Jember Bondowoso Lumajang Pemerintahan Nasional Bola Internasional Bola Indonesia Update Laka Lantas Rekomendasi Infotainment Balbalan Tapal Kuda Oto dan Tekno MotoGP

Mengenal Hastra 132, Patrol Jember sejak 1980

Safitri • Jumat, 20 Mei 2022 | 19:45 WIB
BERDENDANG: Grup Hastra 132 memainkan alat musik patrol di lapangan terbuka.
BERDENDANG: Grup Hastra 132 memainkan alat musik patrol di lapangan terbuka.
JEMBER, RADARJEMBER.ID - Sebagai relawan seni, Didik Afrianto dengan telaten mengurus anggota grup musik patrol yang diketuainya. Hastra 132 ialah salah satu grup yang tergabung dalam Paguyuban Seni Musik Patrol Jember (PSMPJ), yang terbentuk pada 1980. Sejak 2017, Didik mulai memegang tongkat estafet sebagai penerus dari bapak mertuanya.

BACA JUGA : Akhirnya Jalan Multiyears Cakru Selesai

Dengan niat agar musik asli Jember ini tetap lestari, dia pelan-pelan mulai belajar. Baik mengarahkan sampai terjun secara langsung ikut memahami teknik permainan musiknya. Meskipun, kata Didik, dirinya belum terlalu lihai memainkannya.

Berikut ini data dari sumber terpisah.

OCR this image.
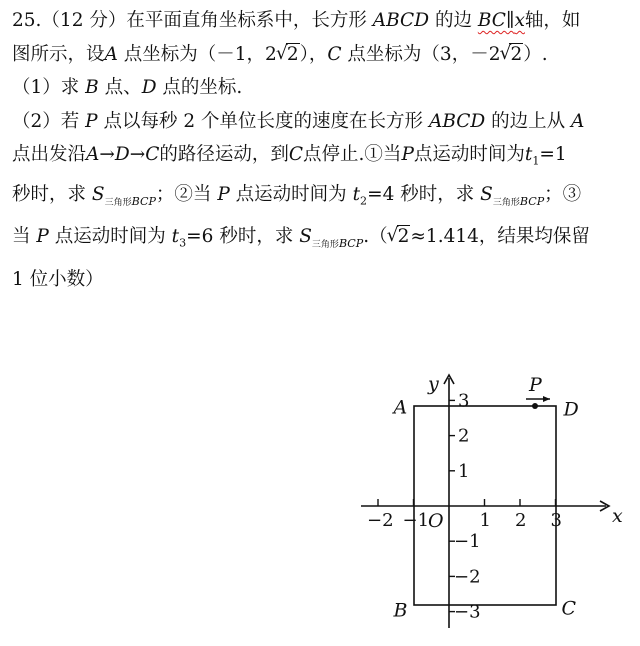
25.（12 分）在平面直角坐标系中，长方形 ABCD 的边 BC∥x轴，如
图所示，设A 点坐标为（－1，2√ 2），C 点坐标为（3，－2√ 2）.
（1）求 B 点、D 点的坐标.
（2）若 P 点以每秒 2 个单位长度的速度在长方形 ABCD 的边上从 A
点出发沿A→D→C的路径运动，到C点停止.①当P点运动时间为$t_1=1$
秒时，求 $S_{三角形BCP}$；②当 P 点运动时间为 $t_2=4$ 秒时，求 $S_{三角形BCP}$；③
当 P 点运动时间为 $t_3=6$ 秒时，求 $S_{三角形BCP}.(√$ 2≈1.414，结果均保留
1 位小数）
x
y
O
−2 −1	1 2 3
3
2
1
−1
−2
−3
A	D
C
B
P
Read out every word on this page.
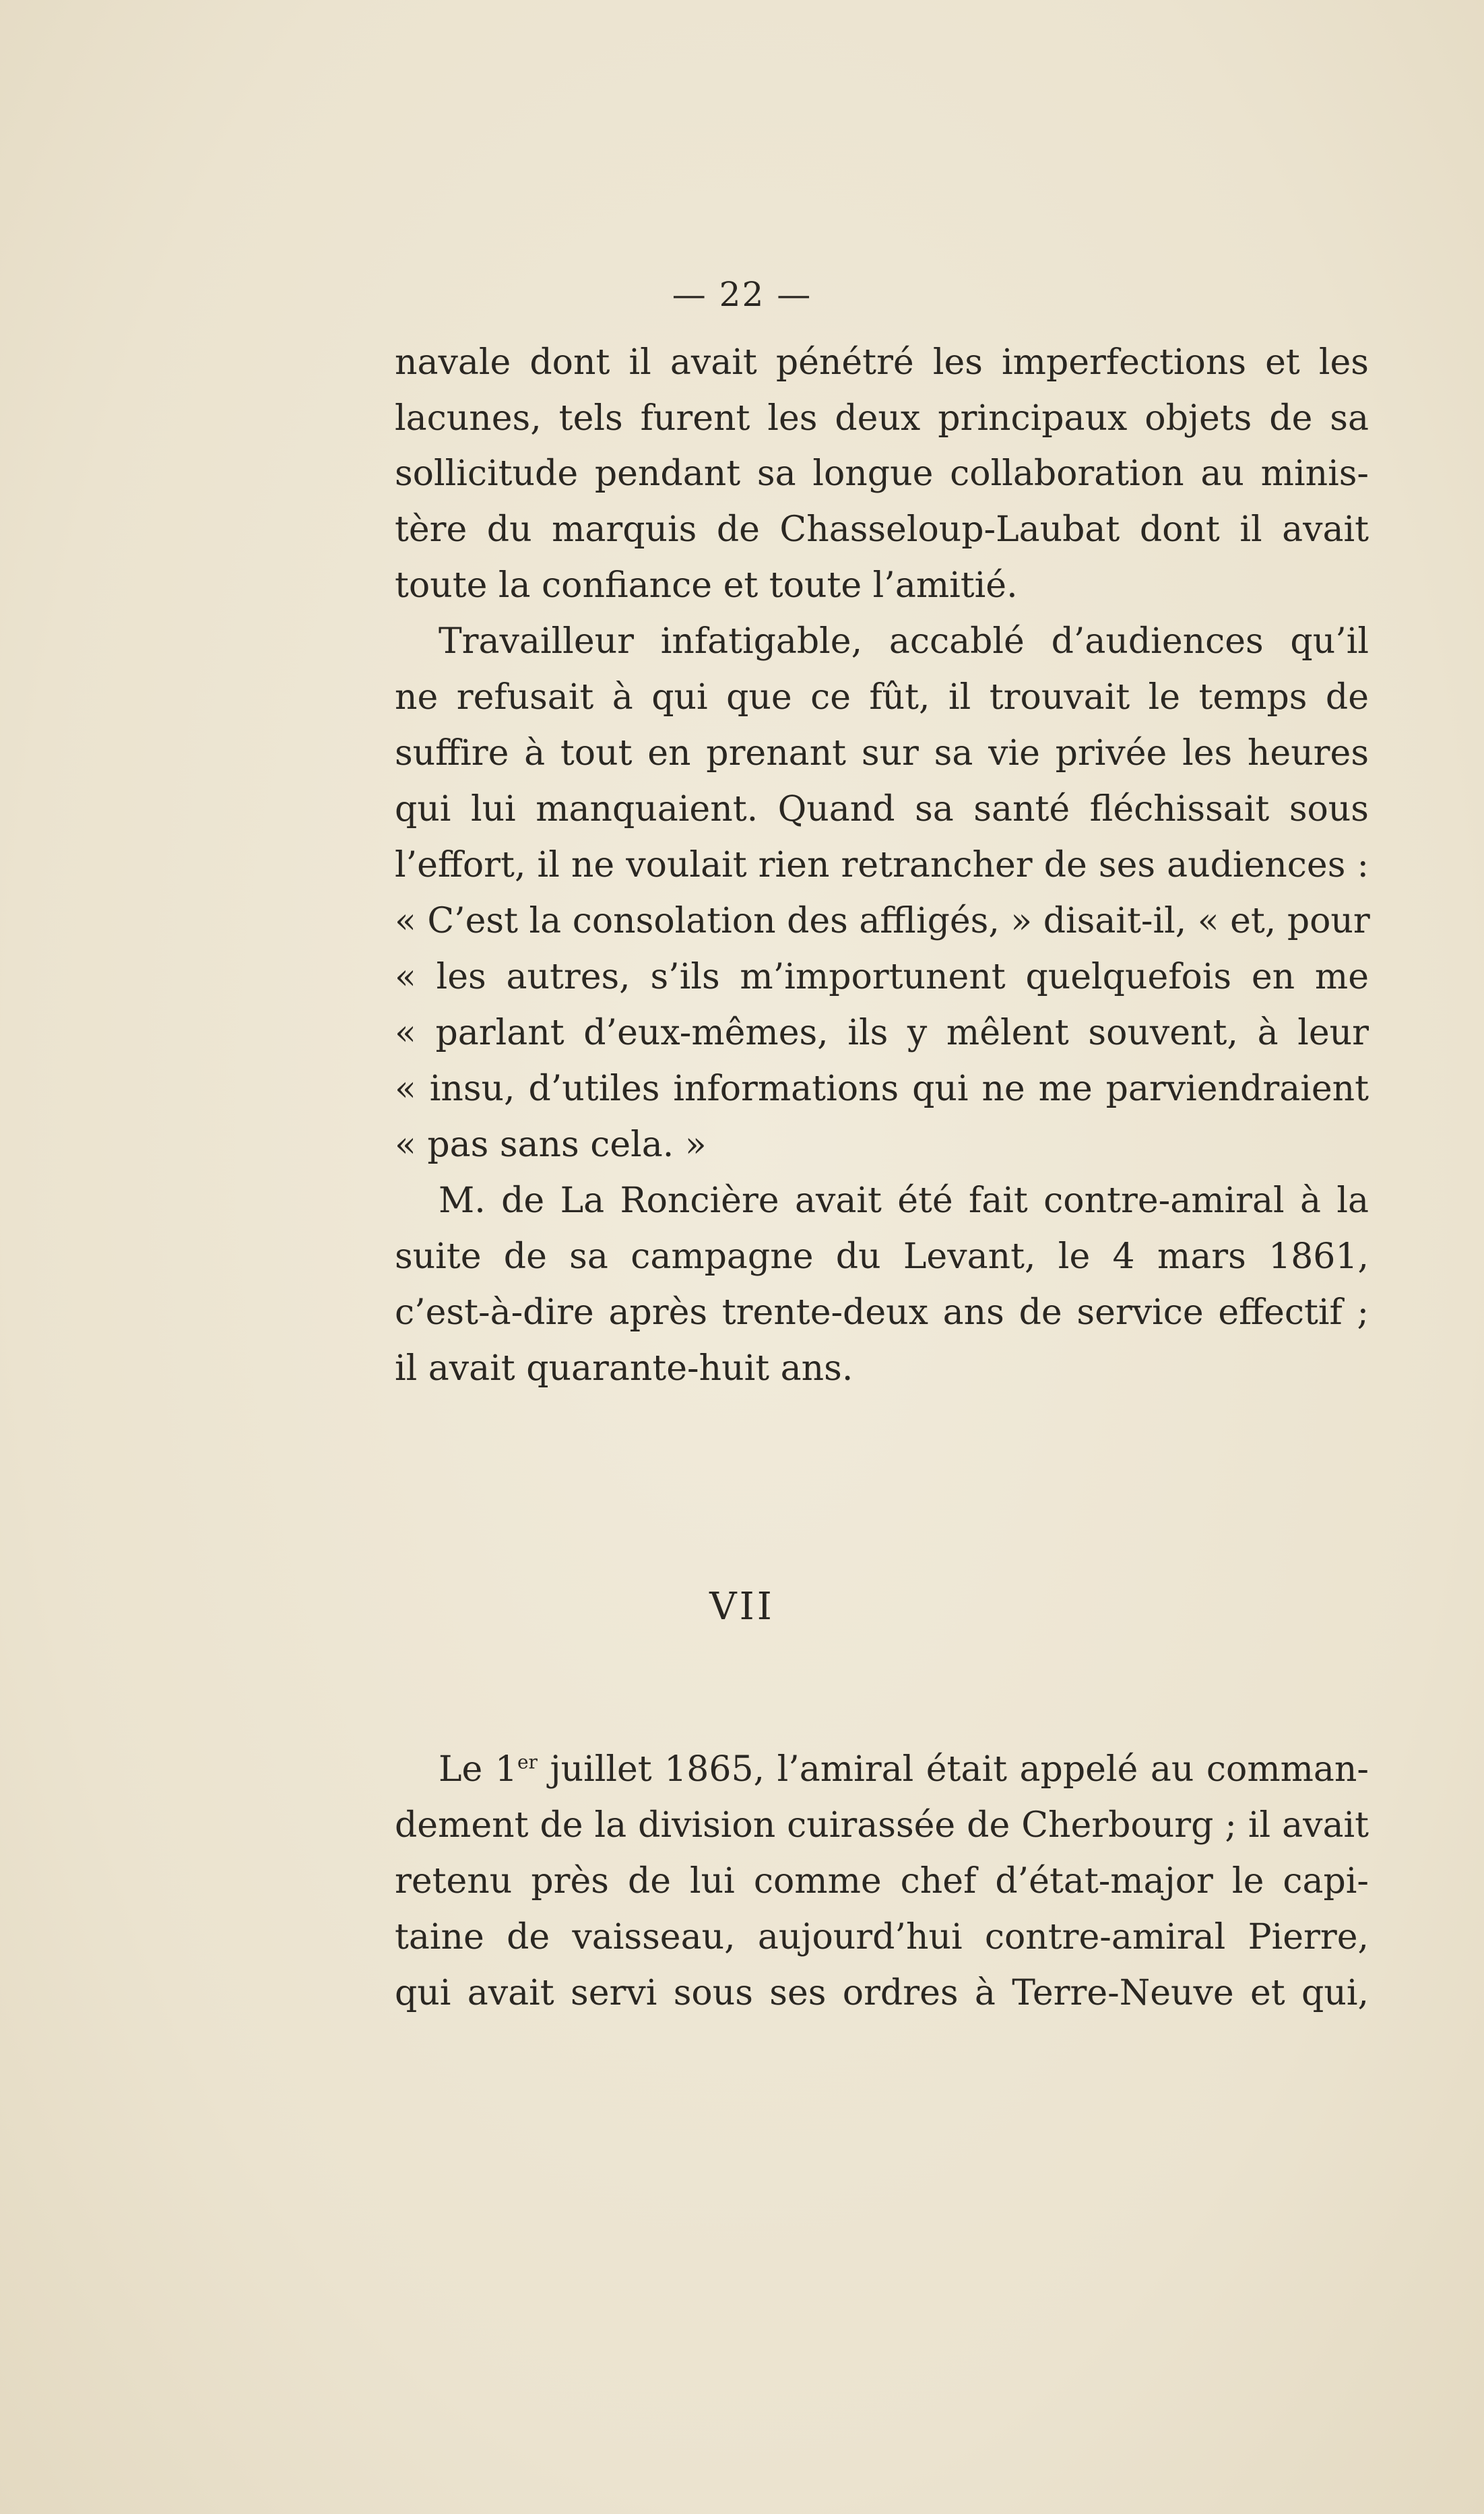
— 22 —
navale dont il avait pénétré les imperfections et les
lacunes, tels furent les deux principaux objets de sa
sollicitude pendant sa longue collaboration au minis-
tère du marquis de Chasseloup-Laubat dont il avait
toute la confiance et toute l’amitié.
Travailleur infatigable, accablé d’audiences qu’il
ne refusait à qui que ce fût, il trouvait le temps de
suffire à tout en prenant sur sa vie privée les heures
qui lui manquaient. Quand sa santé fléchissait sous
l’effort, il ne voulait rien retrancher de ses audiences :
« C’est la consolation des affligés, » disait-il, « et, pour
« les autres, s’ils m’importunent quelquefois en me
« parlant d’eux-mêmes, ils y mêlent souvent, à leur
« insu, d’utiles informations qui ne me parviendraient
« pas sans cela. »
M. de La Roncière avait été fait contre-amiral à la
suite de sa campagne du Levant, le 4 mars 1861,
c’est-à-dire après trente-deux ans de service effectif ;
il avait quarante-huit ans.
VII
Le 1er juillet 1865, l’amiral était appelé au comman-
dement de la division cuirassée de Cherbourg ; il avait
retenu près de lui comme chef d’état-major le capi-
taine de vaisseau, aujourd’hui contre-amiral Pierre,
qui avait servi sous ses ordres à Terre-Neuve et qui,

Kini, anggota grupnya sudah sampai pada generasi ketiga. Ada 12 orang anggota senior dan 8 orang junior sebagai regenerasi. Semuanya memiliki pegangan alat masing-masing. Mulai dari remo, bas, kontra bas, tengtong keter, selingan, gendang, tamborin, kenong, hingga seruling.

Hanya ada satu penyanyi di dalam musik grup patrol itu. Didik mengungkapkan, sangat sulit mencari penyanyi musik patrol yang benar-benar mau. Menurutnya, selain tingkat kesulitannya yang cukup tinggi, alasan gengsi membuat penyanyi tak mau untuk bergabung. "Sebenarnya alasan utamanya adalah gengsi," ucapnya saat ditemui di kediamannya, Jalan Kenanga, Gebang, Rabu (18/4).

Dia menuturkan, jumlah anggota grup musik patrol di tiap-tiap grup memang rata-rata sedikit. Dia menganggap bahwa minat masyarakat mulai meredup. Ditambah dengan minimnya dukungan dari pemkab untuk masa depan musik patrol di Jember.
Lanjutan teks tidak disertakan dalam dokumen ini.